Fotoğraf: Savaş karşıtı filmllerden "Hayat Güzeldir"den...
Bir sanat eseri toplumun ortak hafızasıdır. Sanat, kendi döneminin seyircisi değil, içinde olandır, yaşayandır, kederlenendir, direnendir, sorgulayandır, mutlu olandır, hata yapandır, kavga edendir, öfkelenendir, sestir, notalardan düşen müziktir…
Hayatlarımız sanata varmadan önce bizim için de her şey elbette güllük gülistanlık değildi.
Günümüzde teknolojinin yarattığı çok mecralı ifade olanakları ve kentleşme sürecinin koşullandığı bireyselliğini keşfetme yönelimi nedeniyle kendimizi daha net ifade etmek istiyoruz.
Bunun için yeri geldiğinde sistemin tahakkümü ile değişik düzeylerde çatışıyoruz belki. Eskiden bireysel ifade biçimlerimiz ya yoktu ya da çok azdı.
Okula gitmek istemediğimi kimseye anlatamamış biri olarak, bireysel ifade imkânımın sınırlarının farkındaydım. Gidecektik, zorla gidecektik, asimilasyona gidecektik. Biz çocukları asimile etmek isteyen sistemi; yine bizimle aynı kaderi paylaşan insanlar sürdürüyordu ne yazık ki.
Biz çocukları asimile etmek isteyenlerin işbirlikçileri kimlerdi, paralı askerleri kimlerdi peki? Bizim mahalleli, bizim komşu, bizim akraba, bizim yurtsever, devrimcilerdi. Yani öğretmenlerimiz. Asimilasyonun saf ve muhtaç çocuklarıydı, yoksuldular, devlet memuru olmak sağlam bir kapıydı, böyle öğretilmişti.

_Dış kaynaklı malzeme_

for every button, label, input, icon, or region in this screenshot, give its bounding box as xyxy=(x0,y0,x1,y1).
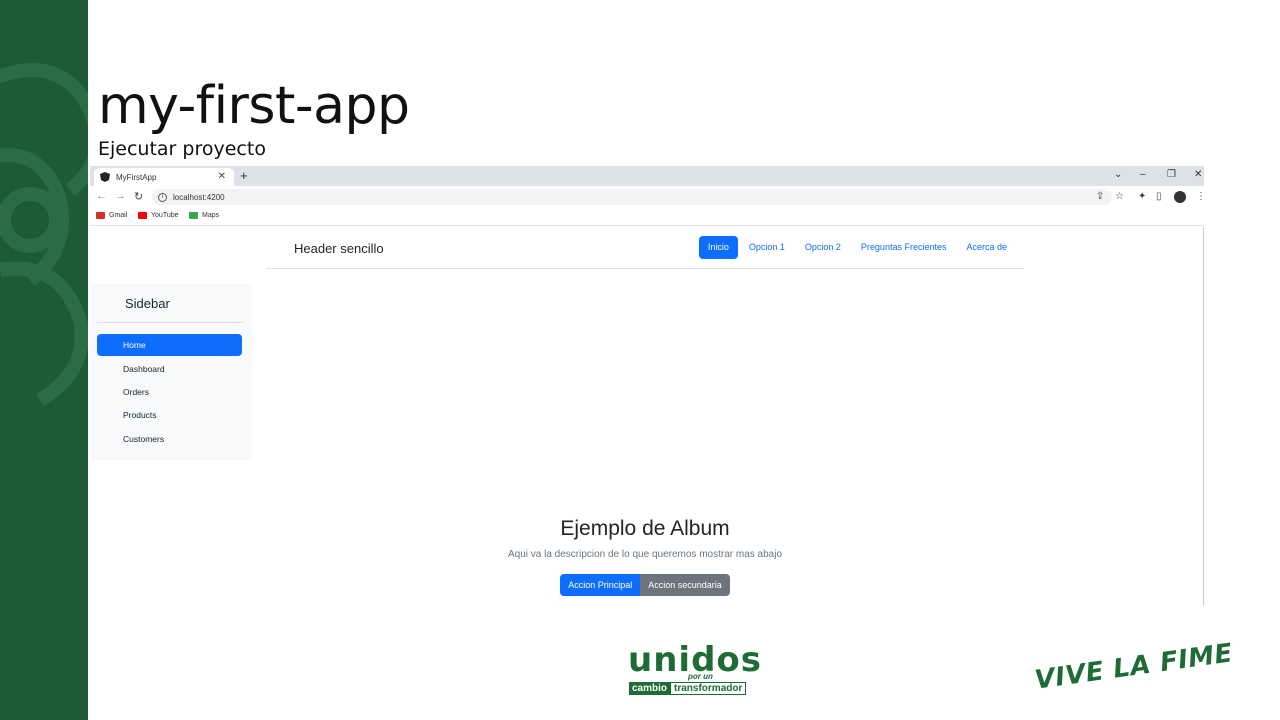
unidos-cambio: cambio xyxy=(629,682,671,695)
side-panel-icon[interactable]: ▯ xyxy=(1156,191,1162,202)
nav-link-opcion-2[interactable]: Opcion 2 xyxy=(796,236,850,259)
bookmark-maps[interactable]: Maps xyxy=(189,212,219,219)
sidebar-item-home[interactable]: Home xyxy=(97,334,242,356)
profile-avatar[interactable] xyxy=(1174,191,1186,203)
browser-tab[interactable]: MyFirstApp ✕ xyxy=(94,168,234,186)
star-icon[interactable]: ☆ xyxy=(1115,191,1124,202)
bookmark-label: Gmail xyxy=(109,212,128,219)
share-icon[interactable]: ⇪ xyxy=(1096,191,1104,202)
slide-subtitle: Ejecutar proyecto xyxy=(98,138,266,160)
bookmark-gmail[interactable]: Gmail xyxy=(96,212,127,219)
close-window-icon[interactable]: ✕ xyxy=(1194,169,1202,180)
maps-icon xyxy=(189,212,198,219)
hero-description: Aqui va la descripcion de lo que queremo… xyxy=(507,549,783,560)
header-brand[interactable]: Header sencillo xyxy=(294,241,384,256)
browser-toolbar: ← → ↻ i localhost:4200 ⇪ ☆ ✦ ▯ ⋮ xyxy=(90,186,1204,208)
bookmarks-bar: Gmail YouTube Maps xyxy=(90,208,1204,226)
back-icon[interactable]: ← xyxy=(96,190,107,202)
sidebar-item-dashboard[interactable]: Dashboard xyxy=(97,358,242,380)
tab-bar: MyFirstApp ✕ + ⌄ – ❐ ✕ xyxy=(90,166,1204,186)
album-hero: Ejemplo de Album Aqui va la descripcion … xyxy=(266,517,1024,596)
bookmark-label: YouTube xyxy=(151,212,179,219)
green-side-band xyxy=(0,0,88,720)
minimize-icon[interactable]: – xyxy=(1140,169,1146,180)
unidos-logo: unidos por un cambio transformador xyxy=(628,642,788,702)
nav-link-opcion-1[interactable]: Opcion 1 xyxy=(740,236,794,259)
url-text: localhost:4200 xyxy=(173,192,225,202)
vive-la-fime-logo: VIVE LA FIME xyxy=(1032,638,1235,696)
youtube-icon xyxy=(138,212,147,219)
hero-buttons: Accion Principal Accion secundaria xyxy=(266,574,1024,596)
sidebar-item-orders[interactable]: Orders xyxy=(97,381,242,403)
hero-title: Ejemplo de Album xyxy=(560,517,730,540)
bookmark-label: Maps xyxy=(202,212,220,219)
header-nav: Inicio Opcion 1 Opcion 2 Preguntas Freci… xyxy=(698,236,1016,259)
menu-dots-icon[interactable]: ⋮ xyxy=(1196,191,1204,202)
unidos-tagline: cambio transformador xyxy=(629,682,747,695)
tiger-watermark-icon xyxy=(0,63,88,407)
secondary-action-button[interactable]: Accion secundaria xyxy=(640,574,730,596)
slide-title: my-first-app xyxy=(98,76,410,136)
bookmark-youtube[interactable]: YouTube xyxy=(138,212,179,219)
unidos-porun: por un xyxy=(688,672,713,681)
nav-link-preguntas[interactable]: Preguntas Frecientes xyxy=(852,236,956,259)
app-header: Header sencillo Inicio Opcion 1 Opcion 2… xyxy=(266,227,1024,269)
browser-window: MyFirstApp ✕ + ⌄ – ❐ ✕ ← → ↻ i localhost… xyxy=(90,166,1204,606)
presentation-slide: my-first-app Ejecutar proyecto MyFirstAp… xyxy=(0,0,1280,720)
chevron-down-icon[interactable]: ⌄ xyxy=(1114,169,1122,180)
angular-icon xyxy=(100,172,110,182)
nav-link-acerca[interactable]: Acerca de xyxy=(957,236,1016,259)
sidebar-title[interactable]: Sidebar xyxy=(125,296,170,311)
close-tab-icon[interactable]: ✕ xyxy=(218,171,226,182)
reload-icon[interactable]: ↻ xyxy=(134,190,143,203)
gmail-icon xyxy=(96,212,105,219)
sidebar-divider xyxy=(97,322,243,323)
sidebar: Sidebar Home Dashboard Orders Products C… xyxy=(90,284,252,460)
primary-action-button[interactable]: Accion Principal xyxy=(560,574,641,596)
tab-title: MyFirstApp xyxy=(116,172,157,182)
forward-icon[interactable]: → xyxy=(115,190,126,202)
extensions-icon[interactable]: ✦ xyxy=(1138,191,1146,202)
sidebar-item-products[interactable]: Products xyxy=(97,404,242,426)
site-info-icon[interactable]: i xyxy=(158,192,167,202)
unidos-transformador: transformador xyxy=(670,682,747,695)
web-page-content: Header sencillo Inicio Opcion 1 Opcion 2… xyxy=(90,227,1204,606)
address-bar[interactable]: i localhost:4200 xyxy=(152,189,1112,205)
restore-icon[interactable]: ❐ xyxy=(1167,169,1176,180)
new-tab-icon[interactable]: + xyxy=(240,168,248,183)
nav-link-inicio[interactable]: Inicio xyxy=(698,236,738,259)
sidebar-item-customers[interactable]: Customers xyxy=(97,428,242,450)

İnsan neyi öğrenirse onunla hayata tutunur, yaşamaz mı? Bizi kendi içimizden vurdular, bizi şairlerimizle vurdular, bizi romancılarımızla vurdular, bizi sesi güzellerle aldatılar, Allah bizi affetmesin, öğretmenlerime uzun ömürler diliyorum, neye ortak olduklarını kendilerine mutlak ki bir gün fısıldayacaklardır, ben inanıyorum fısıldayacaklarına.
Bu kadar kötülüğün görünür hala gelmesi ile; günbegün "kadın çoluk çocuk demeden gereğinin yapıldığı" bu dönemin tanıkları, sanıkları ve belki kurbanları olacağımız bir çağda hayatta kalma mücadelesi verirken, ne inciler düşüyor önümüze. Bunca kötülük ve yozlaşmanın karşısında yine edebiyata, şiire ve müziğe sığınarak yolumuzu bulmaya çalışıyoruz. Susarak değil, izleyerek değil, sırtımızı dönerek de değil.

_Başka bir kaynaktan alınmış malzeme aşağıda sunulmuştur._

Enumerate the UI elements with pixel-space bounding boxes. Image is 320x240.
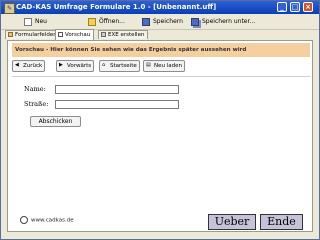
new-label: Neu: [35, 18, 47, 25]
preview-icon: [58, 32, 63, 37]
new-file-icon: [24, 17, 32, 26]
reload-button[interactable]: ▤ Neu laden: [143, 60, 185, 72]
save-as-label: Speichern unter...: [202, 18, 256, 25]
minimize-button[interactable]: _: [277, 2, 287, 12]
divider: [12, 76, 310, 77]
arrow-right-icon: ▶: [59, 62, 63, 68]
tab-vorschau[interactable]: Vorschau: [55, 29, 95, 40]
street-label: Straße:: [24, 100, 49, 108]
submit-button[interactable]: Abschicken: [30, 116, 81, 127]
arrow-left-icon: ◀: [15, 62, 19, 68]
tab-strip: Formularfelder Vorschau EXE erstellen: [1, 29, 319, 40]
website-link[interactable]: www.cadkas.de: [20, 216, 74, 224]
cadkas-logo-icon: [20, 216, 28, 224]
home-icon: ⌂: [102, 62, 106, 68]
preview-panel: Vorschau - Hier können Sie sehen wie das…: [7, 40, 313, 232]
window-title: CAD-KAS Umfrage Formulare 1.0 - [Unbenan…: [16, 3, 217, 11]
save-as-icon: [191, 17, 199, 26]
save-button[interactable]: Speichern: [142, 16, 183, 28]
open-label: Öffnen...: [99, 18, 125, 25]
reload-label: Neu laden: [154, 63, 182, 69]
tab-exe-erstellen[interactable]: EXE erstellen: [98, 30, 149, 39]
preview-banner: Vorschau - Hier können Sie sehen wie das…: [12, 43, 310, 57]
save-as-button[interactable]: Speichern unter...: [191, 16, 255, 28]
save-label: Speichern: [153, 18, 183, 25]
folder-open-icon: [88, 17, 96, 26]
tab-label: EXE erstellen: [108, 32, 145, 38]
tab-label: Vorschau: [65, 32, 91, 38]
forward-button[interactable]: ▶ Vorwärts: [56, 60, 95, 72]
open-button[interactable]: Öffnen...: [88, 16, 125, 28]
website-text: www.cadkas.de: [31, 217, 74, 224]
close-button[interactable]: ×: [303, 2, 313, 12]
home-button[interactable]: ⌂ Startseite: [99, 60, 140, 72]
name-field[interactable]: [55, 85, 179, 94]
name-label: Name:: [24, 85, 46, 93]
maximize-button[interactable]: □: [290, 2, 300, 12]
new-button[interactable]: Neu: [24, 16, 47, 28]
exit-button[interactable]: Ende: [260, 214, 303, 230]
toolbar: Neu Öffnen... Speichern Speichern unter.…: [1, 15, 319, 30]
reload-page-icon: ▤: [146, 62, 151, 68]
back-label: Zurück: [23, 63, 43, 69]
forward-label: Vorwärts: [67, 63, 92, 69]
app-icon: ✎: [4, 3, 15, 14]
about-button[interactable]: Ueber: [208, 214, 256, 230]
title-bar[interactable]: ✎ CAD-KAS Umfrage Formulare 1.0 - [Unben…: [1, 1, 319, 14]
form-fields-icon: [8, 32, 13, 37]
home-label: Startseite: [110, 63, 137, 69]
exe-build-icon: [101, 32, 106, 37]
tab-label: Formularfelder: [15, 32, 56, 38]
app-window: ✎ CAD-KAS Umfrage Formulare 1.0 - [Unben…: [0, 0, 320, 240]
back-button[interactable]: ◀ Zurück: [12, 60, 46, 72]
floppy-disk-icon: [142, 17, 150, 26]
street-field[interactable]: [55, 100, 179, 109]
tab-formularfelder[interactable]: Formularfelder: [5, 30, 60, 39]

Dizelerle, tuvalle renkleri buluşturarak, notalara can vererek, kendini yeniden keşfetme ve inşa yolu haline geliyor sanat. Unutturmamaya; katliamlar, infazlar, taciz ve tecavüzler, yaşadığımız toplumun nasıl bir cinnet halinde olduğunun bir göstereni değil mi?
Yasakların, yoksullukların, yolsuzlukların yol açtığı çürümeyi gelecek kuşaklara anlatmanın en etkili ve iz bırakan yöntemi şüphesiz sanatçının yaratacağı eserlerdir, trajedisi bol toplumlarda bu daha fazladır. İnsanlık tarihi boyunca biriken ve aktarılan kültürel belleği yazarın, sanatçının eserlerine de borçlu olduğumuz su götürmez bir gerçekliktir.

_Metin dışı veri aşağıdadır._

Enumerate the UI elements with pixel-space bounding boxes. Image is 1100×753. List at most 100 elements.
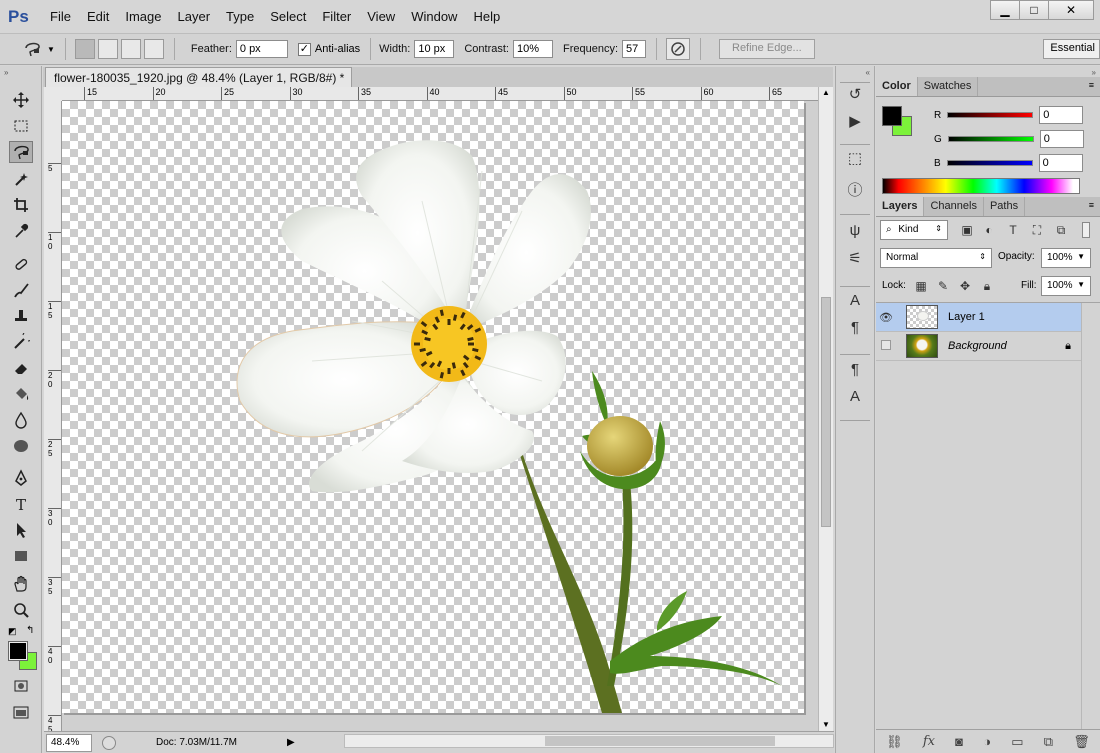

Otuz üç’ün sesi içimi dolaşınca, aklıma hep üstad Ahmed Arif’in Otuz Üç Kurşun şiiri gelir, dileme dolanır, yüreğim acır ve öfkenin dalgaları arasında şairimin dizeleriyle yolumu bulmaya çalışırım, yorulduğum yerde yaslanırım yüreğinden düşen sımsıcak dizelere. Otuzüç masum Kürt köylüsünün katledilişini epik bir dille günümüze ulaştıran ve hala konuşulan, tartışılan, şiir yapısı, biçimi biçemi ile şiirin zirvelerine ulaşan Otuz Üç Kurşun çağdaş bir destan gibi dünü anlatırken bugün için de bir şeyler fısıldar. Toplumsal hafızamızda canlı ve diri olarak kalışını şairin şiirine borçlu değil miyiz?
Toplumların ortak hafızası kör ve sakat olur. Çabuk unutturulmak istenilir, olmamış gibi davranılmasını talep eder. Dönemin aydıncıkları, şairleri, yazarları tarafından etrafından dolanılır konuların.
Başka başka şey allanıp pullanır, yazılır, çizilir, seslendirilir, bilerek isteyerek ön plana çıkarılır da sadete bir türlü gelinmez. Meselenin içi boşaltılır böylece, kişiliksiz bir geçmiş yaratılmak istenir. Büyük oranda başarılı da olunur, iktidarın gücü ve yönlendirmesi sanat ortamını da gölgeler. Peki sanatçının, yazarın takvimindeki notlar nedir; kıyımlar ve katledişler dünyasında?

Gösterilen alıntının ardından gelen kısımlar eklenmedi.